How Do Doctors Test for Acid Reflux?

Gastroesophageal Reflux Disease (GERD) is a chronic condition defined by the persistent backflow of stomach contents into the esophagus. While mild, occasional heartburn is common, persistent symptoms require medical investigation to confirm the diagnosis, assess severity, and rule out complications. The diagnostic process begins with a detailed review of the patient’s medical history and symptoms.

Most people with classic symptoms like heartburn and regurgitation do not initially undergo specialized testing. Instead, doctors often start with an empirical trial of medication, typically a high-dose Proton Pump Inhibitor (PPI), which works by reducing the amount of acid produced by the stomach. The American College of Gastroenterology (ACG) recommends an eight-week trial of a daily PPI before a meal for patients with classic symptoms and no alarm signs.

If the patient’s symptoms significantly improve or resolve entirely during this trial, GERD is often diagnosed, and further testing may be unnecessary.
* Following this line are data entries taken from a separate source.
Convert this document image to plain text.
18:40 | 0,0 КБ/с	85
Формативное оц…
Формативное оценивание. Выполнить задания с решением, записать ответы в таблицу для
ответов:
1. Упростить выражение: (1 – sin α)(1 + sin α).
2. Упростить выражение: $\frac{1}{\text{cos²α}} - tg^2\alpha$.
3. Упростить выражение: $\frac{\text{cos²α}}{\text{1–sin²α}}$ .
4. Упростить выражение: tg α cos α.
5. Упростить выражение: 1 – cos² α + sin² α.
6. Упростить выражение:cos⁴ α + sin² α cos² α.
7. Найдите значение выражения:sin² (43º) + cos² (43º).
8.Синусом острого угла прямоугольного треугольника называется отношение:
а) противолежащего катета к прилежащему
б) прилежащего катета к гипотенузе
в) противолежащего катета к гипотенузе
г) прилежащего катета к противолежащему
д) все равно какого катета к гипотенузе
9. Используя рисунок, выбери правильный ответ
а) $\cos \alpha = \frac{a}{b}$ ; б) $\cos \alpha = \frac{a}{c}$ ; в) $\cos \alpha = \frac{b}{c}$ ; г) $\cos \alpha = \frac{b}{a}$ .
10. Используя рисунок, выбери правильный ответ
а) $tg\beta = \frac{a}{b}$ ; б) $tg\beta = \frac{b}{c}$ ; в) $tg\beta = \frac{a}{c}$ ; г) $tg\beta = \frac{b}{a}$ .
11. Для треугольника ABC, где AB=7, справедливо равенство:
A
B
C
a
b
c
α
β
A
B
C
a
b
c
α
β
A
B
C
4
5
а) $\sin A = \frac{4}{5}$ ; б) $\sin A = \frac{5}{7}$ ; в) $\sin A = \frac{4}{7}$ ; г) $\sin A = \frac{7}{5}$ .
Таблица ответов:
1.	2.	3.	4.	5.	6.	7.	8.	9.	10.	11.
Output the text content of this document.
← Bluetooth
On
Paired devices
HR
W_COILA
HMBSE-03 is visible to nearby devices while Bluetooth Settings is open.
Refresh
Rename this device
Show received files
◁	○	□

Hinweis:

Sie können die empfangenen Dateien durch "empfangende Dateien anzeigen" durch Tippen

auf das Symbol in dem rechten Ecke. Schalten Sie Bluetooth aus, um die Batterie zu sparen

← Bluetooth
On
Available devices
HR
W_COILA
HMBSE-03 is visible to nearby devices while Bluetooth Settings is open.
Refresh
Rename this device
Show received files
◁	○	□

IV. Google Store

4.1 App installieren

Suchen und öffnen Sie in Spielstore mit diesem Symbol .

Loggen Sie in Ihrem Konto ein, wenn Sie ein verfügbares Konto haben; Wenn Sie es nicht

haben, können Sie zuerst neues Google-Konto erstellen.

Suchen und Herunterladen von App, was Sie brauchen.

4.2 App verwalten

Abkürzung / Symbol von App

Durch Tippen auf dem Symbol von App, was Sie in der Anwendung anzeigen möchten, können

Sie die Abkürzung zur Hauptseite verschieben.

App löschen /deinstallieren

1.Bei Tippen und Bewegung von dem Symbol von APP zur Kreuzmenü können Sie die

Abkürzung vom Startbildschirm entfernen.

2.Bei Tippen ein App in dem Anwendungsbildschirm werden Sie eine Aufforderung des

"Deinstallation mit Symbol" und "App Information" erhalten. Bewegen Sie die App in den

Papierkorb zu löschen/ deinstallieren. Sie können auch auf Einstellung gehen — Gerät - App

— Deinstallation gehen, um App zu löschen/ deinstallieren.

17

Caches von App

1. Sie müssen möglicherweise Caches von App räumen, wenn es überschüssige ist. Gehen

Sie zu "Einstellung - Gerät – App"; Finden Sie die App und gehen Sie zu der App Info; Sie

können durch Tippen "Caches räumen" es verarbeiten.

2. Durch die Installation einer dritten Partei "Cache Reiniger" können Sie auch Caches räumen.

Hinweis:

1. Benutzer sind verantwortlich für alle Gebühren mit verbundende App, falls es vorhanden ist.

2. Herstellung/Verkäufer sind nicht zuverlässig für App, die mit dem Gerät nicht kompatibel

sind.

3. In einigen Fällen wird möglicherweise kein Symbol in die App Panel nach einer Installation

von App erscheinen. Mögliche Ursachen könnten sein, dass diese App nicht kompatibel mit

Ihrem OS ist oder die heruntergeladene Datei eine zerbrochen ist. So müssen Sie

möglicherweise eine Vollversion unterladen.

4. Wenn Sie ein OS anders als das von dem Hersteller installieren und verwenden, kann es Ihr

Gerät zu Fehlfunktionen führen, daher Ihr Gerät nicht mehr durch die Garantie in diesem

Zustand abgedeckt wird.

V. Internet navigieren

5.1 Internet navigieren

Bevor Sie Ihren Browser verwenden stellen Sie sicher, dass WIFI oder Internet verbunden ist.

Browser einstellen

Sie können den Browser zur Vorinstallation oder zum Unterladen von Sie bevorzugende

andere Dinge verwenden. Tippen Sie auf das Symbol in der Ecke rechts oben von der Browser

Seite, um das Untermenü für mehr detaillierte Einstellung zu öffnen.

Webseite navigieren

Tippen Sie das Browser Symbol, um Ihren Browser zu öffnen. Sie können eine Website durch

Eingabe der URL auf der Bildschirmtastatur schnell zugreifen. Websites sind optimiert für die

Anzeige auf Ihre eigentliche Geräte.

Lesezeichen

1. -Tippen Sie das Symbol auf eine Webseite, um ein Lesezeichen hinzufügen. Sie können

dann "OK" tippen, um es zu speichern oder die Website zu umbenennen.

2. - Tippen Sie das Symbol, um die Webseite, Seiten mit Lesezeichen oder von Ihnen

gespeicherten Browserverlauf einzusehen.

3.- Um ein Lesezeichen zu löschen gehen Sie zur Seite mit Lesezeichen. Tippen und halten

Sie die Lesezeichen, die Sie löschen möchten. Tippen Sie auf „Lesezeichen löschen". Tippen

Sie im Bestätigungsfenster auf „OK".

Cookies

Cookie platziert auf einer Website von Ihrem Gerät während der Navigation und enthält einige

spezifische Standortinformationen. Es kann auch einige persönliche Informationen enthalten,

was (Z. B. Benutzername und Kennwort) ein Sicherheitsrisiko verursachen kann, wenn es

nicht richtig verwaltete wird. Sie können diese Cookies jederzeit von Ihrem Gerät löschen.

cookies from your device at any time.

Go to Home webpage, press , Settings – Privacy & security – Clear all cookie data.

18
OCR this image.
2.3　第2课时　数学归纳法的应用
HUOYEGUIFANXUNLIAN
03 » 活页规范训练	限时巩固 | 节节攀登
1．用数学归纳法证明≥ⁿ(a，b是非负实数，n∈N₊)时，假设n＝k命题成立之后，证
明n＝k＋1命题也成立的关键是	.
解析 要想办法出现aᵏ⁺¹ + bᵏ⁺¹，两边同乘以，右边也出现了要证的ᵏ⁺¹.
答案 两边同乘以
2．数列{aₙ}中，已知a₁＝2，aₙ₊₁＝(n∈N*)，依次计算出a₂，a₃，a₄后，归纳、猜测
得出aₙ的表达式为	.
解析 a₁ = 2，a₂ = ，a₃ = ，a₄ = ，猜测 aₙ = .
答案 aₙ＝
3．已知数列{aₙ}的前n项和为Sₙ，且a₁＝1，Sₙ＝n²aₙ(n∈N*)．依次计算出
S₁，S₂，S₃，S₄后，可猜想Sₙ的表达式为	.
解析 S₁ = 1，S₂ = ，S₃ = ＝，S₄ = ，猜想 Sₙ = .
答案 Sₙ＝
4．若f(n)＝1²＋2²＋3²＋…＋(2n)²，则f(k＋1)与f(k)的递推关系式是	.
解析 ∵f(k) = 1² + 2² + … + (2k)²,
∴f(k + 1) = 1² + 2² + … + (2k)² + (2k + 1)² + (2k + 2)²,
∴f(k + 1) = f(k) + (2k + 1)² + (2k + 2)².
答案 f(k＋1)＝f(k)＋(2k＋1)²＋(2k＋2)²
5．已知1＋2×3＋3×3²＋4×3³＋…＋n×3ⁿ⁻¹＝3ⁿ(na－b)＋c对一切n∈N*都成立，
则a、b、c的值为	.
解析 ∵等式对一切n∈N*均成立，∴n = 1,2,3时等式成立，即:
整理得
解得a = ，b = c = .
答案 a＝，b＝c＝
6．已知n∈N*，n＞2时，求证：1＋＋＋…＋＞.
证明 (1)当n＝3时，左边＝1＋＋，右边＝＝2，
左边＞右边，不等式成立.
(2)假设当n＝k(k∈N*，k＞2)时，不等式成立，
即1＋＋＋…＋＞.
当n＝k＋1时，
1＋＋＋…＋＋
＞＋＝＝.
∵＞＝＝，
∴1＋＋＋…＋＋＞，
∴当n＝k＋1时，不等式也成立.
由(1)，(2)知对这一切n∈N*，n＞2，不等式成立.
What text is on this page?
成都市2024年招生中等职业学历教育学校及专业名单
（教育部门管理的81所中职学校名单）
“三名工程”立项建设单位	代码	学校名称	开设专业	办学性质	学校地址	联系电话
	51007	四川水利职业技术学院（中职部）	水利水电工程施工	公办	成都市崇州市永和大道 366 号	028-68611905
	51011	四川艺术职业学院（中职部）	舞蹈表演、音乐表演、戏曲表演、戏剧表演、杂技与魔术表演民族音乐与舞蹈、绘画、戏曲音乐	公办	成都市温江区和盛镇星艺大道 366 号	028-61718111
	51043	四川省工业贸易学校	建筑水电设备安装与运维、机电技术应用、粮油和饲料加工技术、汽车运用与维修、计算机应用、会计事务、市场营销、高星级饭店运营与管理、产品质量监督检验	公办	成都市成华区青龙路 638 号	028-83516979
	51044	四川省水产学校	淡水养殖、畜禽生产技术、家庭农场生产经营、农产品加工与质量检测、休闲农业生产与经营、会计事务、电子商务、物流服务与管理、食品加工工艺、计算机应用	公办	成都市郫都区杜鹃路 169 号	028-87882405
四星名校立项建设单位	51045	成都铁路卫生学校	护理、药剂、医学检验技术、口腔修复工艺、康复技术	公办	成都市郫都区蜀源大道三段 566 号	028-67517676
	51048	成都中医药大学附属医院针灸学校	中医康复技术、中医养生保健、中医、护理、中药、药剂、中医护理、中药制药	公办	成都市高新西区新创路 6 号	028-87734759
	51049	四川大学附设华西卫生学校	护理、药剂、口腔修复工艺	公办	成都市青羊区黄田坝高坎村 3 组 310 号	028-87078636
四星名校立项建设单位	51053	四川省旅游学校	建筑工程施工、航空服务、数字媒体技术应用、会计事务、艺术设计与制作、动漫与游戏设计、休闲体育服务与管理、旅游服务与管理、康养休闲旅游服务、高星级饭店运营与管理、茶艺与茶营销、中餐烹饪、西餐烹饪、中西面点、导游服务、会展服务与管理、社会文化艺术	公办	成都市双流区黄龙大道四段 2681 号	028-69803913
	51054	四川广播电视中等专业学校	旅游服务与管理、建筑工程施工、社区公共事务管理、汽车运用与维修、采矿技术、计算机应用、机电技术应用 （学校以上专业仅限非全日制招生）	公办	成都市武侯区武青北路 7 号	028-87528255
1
This positive response to the PPI trial acts as a strong indicator that acid reflux is the cause of the discomfort. However, this approach has limitations; the sensitivity of a PPI trial for diagnosing GERD is estimated to be around 78%.

Specialized testing becomes necessary when the empirical PPI trial fails to resolve symptoms, or if the patient presents with atypical or severe warning signs. These “alarm symptoms” include difficulty swallowing, unexplained weight loss, gastrointestinal bleeding, or persistent vomiting. Objective diagnostic tests are required in these cases, or for patients with chest pain confirmed not to be cardiac-related, to definitively determine the cause and guide the next steps.

Visualizing the Upper Digestive Tract

When the initial assessment suggests a need for physical examination, doctors use visual and imaging procedures to look for structural issues or damage caused by acid. The most common and informative visual test is an Upper Endoscopy, also known as Esophagogastroduodenoscopy (EGD). The procedure involves inserting a thin, flexible tube equipped with a camera, called an endoscope, through the mouth, down the esophagus, into the stomach, and the beginning of the small intestine.

The primary purpose of an EGD is to visually inspect the lining of the upper gastrointestinal tract for signs of reflux-related injury. Doctors look for inflammation and erosions, collectively known as erosive esophagitis. The procedure also allows for the identification of complications such as esophageal strictures (narrowings of the tube) or ulcers.

A particularly important finding during endoscopy is Barrett’s Esophagus, a condition where the tissue lining the esophagus changes, increasing the risk of esophageal cancer. The endoscope is also equipped to take small tissue samples, or biopsies, which are then examined under a microscope. The procedure can also detect a hiatal hernia, where a portion of the stomach protrudes up through the diaphragm, contributing to GERD.

Another structural imaging technique is the Barium Swallow (Upper GI Series). The patient drinks a liquid containing barium, a substance that coats the digestive tract and makes it visible on an X-ray. While not typically used solely to diagnose GERD, the test helps visualize the shape of the esophagus and stomach, and watch the movement of the barium. This test is useful for identifying large hiatal hernias or significant strictures that may be impairing swallowing.

Measuring Acid Exposure and Muscle Function

For patients whose symptoms persist despite medication or whose diagnosis remains unclear after endoscopy, testing shifts to measuring the physiological function of the esophagus. These functional tests objectively quantify the amount of reflux occurring and assess the working condition of the esophageal muscles. Ambulatory pH Monitoring measures the frequency and duration of acid exposure in the esophagus.

The standard method is often the wireless pH capsule. The capsule is temporarily attached to the wall of the lower esophagus, usually during an endoscopy. For 48 hours, or sometimes longer, the capsule wirelessly transmits data on the pH levels to a small receiver worn by the patient.

A diagnosis of GERD is confirmed if the total acid exposure time in the esophagus is greater than a certain percentage over the monitoring period. The patient keeps a diary, noting when they eat, sleep, and experience symptoms, allowing doctors to correlate symptoms with actual reflux episodes. Another form is pH-impedance monitoring, which uses a thin catheter placed through the nose to detect non-acidic reflux, important for patients taking acid-suppressing medication.

Another test is Esophageal Manometry, which measures the pressure and coordinated movement of the esophagus. This test uses a pressure-sensitive catheter passed through the nose and into the stomach. As the patient swallows small amounts of water, the sensors measure the strength, speed, and pattern of muscle contractions, known as peristalsis.

Manometry also evaluates the function of the Lower Esophageal Sphincter (LES), the ring of muscle that acts as a valve between the esophagus and the stomach. Weakness or improper relaxation of the LES is a common cause of reflux. This test is often performed before anti-reflux surgery to ensure the esophagus is capable of proper movement and to rule out other motility disorders that can mimic GERD symptoms.